Over all, the scientists noted that tumors in women who responded to the estrogen-lowering drugs had relatively few mutations, while those whose cancers were resistant to the treatment had higher mutation rates and were genomically more complex.
"This makes sense in hindsight but it's not something that we would have predicted," Mardis says.
The researchers identified 18 significantly mutated genes in the tumor samples, meaning the genes were altered more often than would have been expected. Some of these genes were already known to be important in breast cancer but others were completely unexpected, including a handful that are well-recognized for their role in leukemia.
To evaluate the clinical significance of the 18 genes, the researchers expanded the study to include an additional 240 women with estrogen-receptor-positive breast cancer whose response to aromatase inhibitor therapy also had been documented.
They found several genes that were relatively common in many of the patients' cancers that also appeared to be linked to treatment response. About 20 percent of women's tumors had mutations in a potent tumor-suppressor gene called TP53. These mutations were linked to a poor response to aromatase inhibitors and to fast-growing tumors that were more likely to metastasize. Women with TP53 mutations also were more likely to have a subtype of breast cancer called luminal B, which has a poor prognosis.
"Rather than give aromatase inhibitors to women with TP53 mutations knowing they are unlikely to be effective, these women may benefit from immediate surgery followed by chemotherapy," says lead author Matthew Ellis, MD, PhD, the Anheuser Busch Professor of Medical Oncology, who treats patients at the Siteman Cancer Center and Barnes-Jewish Hospital.
In contrast, mutations in MAP3K1 and its "sister" gene MAP2K4 occurred in about 16 percent of patients and were linked to a good response to aromatase inhibitors.
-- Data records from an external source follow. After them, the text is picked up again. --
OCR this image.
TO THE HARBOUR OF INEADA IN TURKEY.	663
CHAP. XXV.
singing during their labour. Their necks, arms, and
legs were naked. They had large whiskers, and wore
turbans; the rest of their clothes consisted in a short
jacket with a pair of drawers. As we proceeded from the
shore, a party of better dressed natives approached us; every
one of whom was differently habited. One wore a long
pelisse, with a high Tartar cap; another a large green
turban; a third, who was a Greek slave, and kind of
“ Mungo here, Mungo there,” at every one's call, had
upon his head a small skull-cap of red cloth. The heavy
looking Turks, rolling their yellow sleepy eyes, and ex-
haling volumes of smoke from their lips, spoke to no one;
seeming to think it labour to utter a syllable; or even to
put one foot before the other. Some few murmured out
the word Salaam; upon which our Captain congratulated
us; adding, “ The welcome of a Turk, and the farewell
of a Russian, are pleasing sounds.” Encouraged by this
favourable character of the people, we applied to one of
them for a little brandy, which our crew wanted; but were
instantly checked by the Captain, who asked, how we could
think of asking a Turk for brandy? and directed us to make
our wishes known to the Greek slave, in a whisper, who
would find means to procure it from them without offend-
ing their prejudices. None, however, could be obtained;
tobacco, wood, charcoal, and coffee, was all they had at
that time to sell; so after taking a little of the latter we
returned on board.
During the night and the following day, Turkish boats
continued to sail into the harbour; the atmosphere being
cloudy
Women with mutations in these genes were more likely to have slow-growing tumors that did not spread, and they typically had luminal A breast cancer, which has a good prognosis.
Mutations in another gene, GATA3, also appeared to predict a good response to aromatase inhibitor therapy, while those in MALAT1, a long stretch of non-coding RNA, seemed to be associated with poor outcomes.
Mutations in most other significant genes occurred in frequencies too low to draw firm conclusions, but Ellis says it's premature to dismiss their importance.
"Breast cancer is so common that mutations that recur infrequently may still involve thousands of women," Ellis says. "Only through further genomic studies will we be able to determine whether they also have a role in treatment response."
At the recent American Society of Clinical Oncology meeting in Chicago, Ellis detailed a list of low-frequency mutations in estrogen-receptor-positive breast cancer that already can be targeted by existing drugs, many of which are approved for tumors other than those in the breast. He says that studies like this one may provide a backdrop for finding new cancer treatments based on a tumor's genomic signature rather than its location in the body.
"As a medical oncologist, I'm looking for clues for how to best treat my patients with breast cancer," he says. "We're just beginning to see that many patients only have mutations that occur in low frequency. Targeting these mutations should be a focus of new clinical trials."
Toward that goal, Ellis and Mardis will soon begin a new trial in patients with estrogen-receptor positive breast cancer, with treatment decisions based on the genomic signatures of tumors. Women likely to benefit from aromatase inhibitor therapy will receive it, but those unlikely to respond will be assigned to surgery followed by chemotherapy and drugs that target "driver" mutations in their tumors.